Kill the ksoftirqd Bottleneck: A Hands-on Guide to NIC Offloading and Interrupt Coalescing

Table of Contents

The 2:14 AM Crisis: Why Your Server is Choking

At 2:14 AM, my phone became a vibrator that wouldn’t quit. PagerDuty alerts were firing every three seconds. By the time I opened my laptop, the dashboard showed success rates had plummeted from 99.9% to a dismal 42%. On the surface, total CPU usage looked fine—maybe 30%—but our 1.2 Gbps throughput had crashed to a measly 200 Mbps.

I logged into the terminal and ran top. While most cores were idling, Core 0 was screaming. The si (software interrupt) column was pinned at 100%. The ksoftirqd/0 process was devouring every available cycle.

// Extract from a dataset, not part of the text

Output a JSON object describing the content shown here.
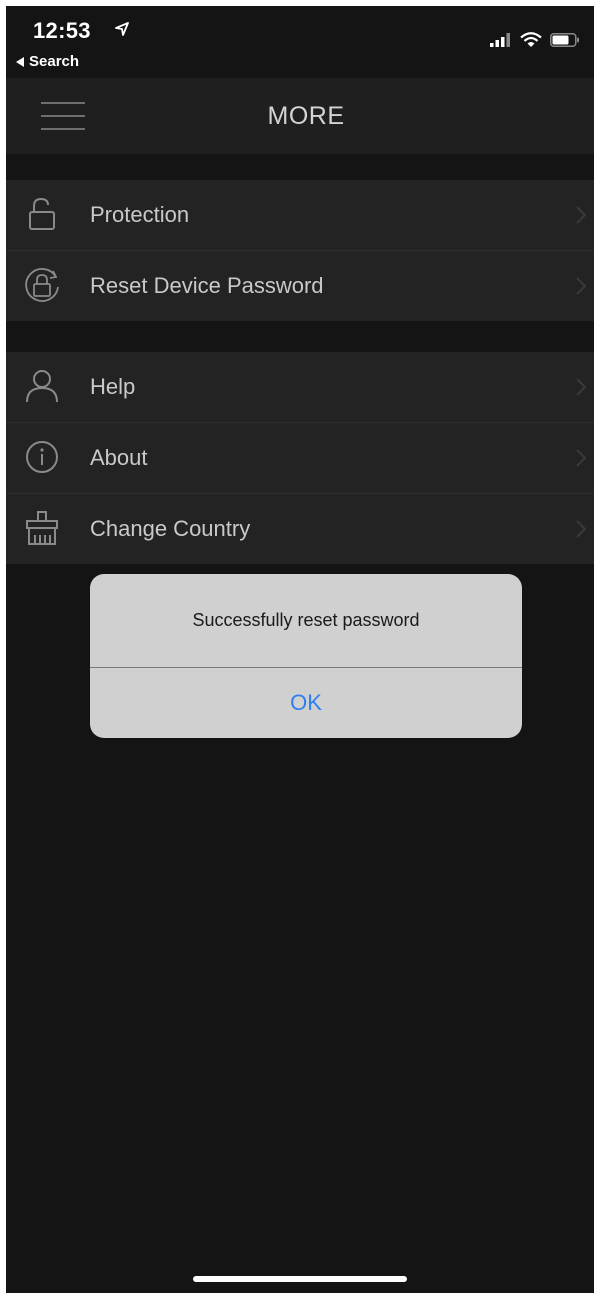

This is where most high-traffic servers hit a brick wall. Your application might be lean, but your OS and Network Interface Card (NIC) are drowning in packets. When every single 1500-byte packet triggers a CPU interrupt, the kernel spends more time context switching than running your code. In a production environment, mastering NIC offloading is the difference between scaling efficiently and throwing money at hardware that won’t solve the problem.

The Bottleneck: CPU vs. Packets

Every incoming packet signals the CPU: “I have data!” The CPU pauses its current task, handles the interrupt, and processes the header. This works fine at 1,000 packets per second. But at 800,000 packets per second, the CPU enters an “interrupt storm.” It simply can’t keep up. NIC Offloading and Interrupt Coalescing are the essential fixes. These features shift the heavy lifting from software to the hardware on your network card.

Setting Up Your Toolkit

You’ll need ethtool to tune these settings. It is the standard utility for talking to network drivers. Most distros include it, but you might need to install it on a fresh build.

# On Debian/Ubuntu
sudo apt update && sudo apt install ethtool -y

# On RHEL/CentOS/AlmaLinux
sudo dnf install ethtool -y

Always check your current hardware capabilities first. Assuming your primary interface is eth0, run this command:

# List all offloading features and their status
ethtool -k eth0

Check the status of tcp-segmentation-offload and generic-receive-offload. If they are off, you’ve found your first win.

Configuring NIC Offloading for Throughput

Offloading moves packet processing into the NIC’s own silicon. This is incredibly effective for TCP traffic, which powers almost every web server.

1. TCP Segmentation Offload (TSO) & Generic Segmentation Offload (GSO)

Normally, the kernel breaks large data chunks into 1500-byte packets before sending. With TSO, the kernel passes a large 64KB buffer directly to the NIC. The hardware handles the slicing. This saves the CPU from calculating thousands of individual checksums and headers.

# Enable TSO and GSO
sudo ethtool -K eth0 tso on gso on

2. Generic Receive Offload (GRO)

On the receiving side, GRO is your best friend. The NIC gathers a stream of small incoming packets and combines them into one large “super-packet” before the kernel even sees them. This reduces the number of interrupts the CPU must handle by up to 90%.

# Enable GRO
sudo ethtool -K eth0 gro on

Interrupt Coalescing: Silencing the Storm

Offloading makes packets bigger; coalescing makes interrupts fewer. Instead of shouting at the CPU for every packet, we tell the NIC to wait a few microseconds or until it has a batch of packets ready.

Check your current settings with:

ethtool -c eth0

The key parameter is rx-usecs. If it is set to 0, the NIC interrupts for every single packet. That creates great latency for gaming but kills throughput for a web server. I usually start with a 30-microsecond delay.

# Set RX interrupt delay to 30 microseconds
sudo ethtool -C eth0 rx-usecs 30

Many modern cards support Adaptive Interrupt Coalescing. This is a smart feature that dynamically adjusts the delay. It keeps latency low during quiet times and increases the batch size during a traffic spike.

# Enable adaptive coalescing
sudo ethtool -C eth0 adaptive-rx on adaptive-tx on

Verify and Monitor the Results

Applying changes is only the beginning. You must verify the impact. After my 2 AM fix, I watched the per-core CPU usage like a hawk. Use mpstat to see if the software interrupt load has dropped:

# Monitor CPU stats every 1 second
mpstat -P ALL 1

The %soft column should drop significantly on the core that was previously saturated. You can also watch the raw interrupt counts in real-time:

# Watch interrupt counts for eth0
watch -n 1 "cat /proc/interrupts | grep eth0"

If the count increases slowly while throughput stays high, you’ve won. Remember that these settings often reset after a reboot. Make them permanent using Netplan configuration or a simple systemd unit. Tuning the stack frees your CPU to do what it does best: serve your users.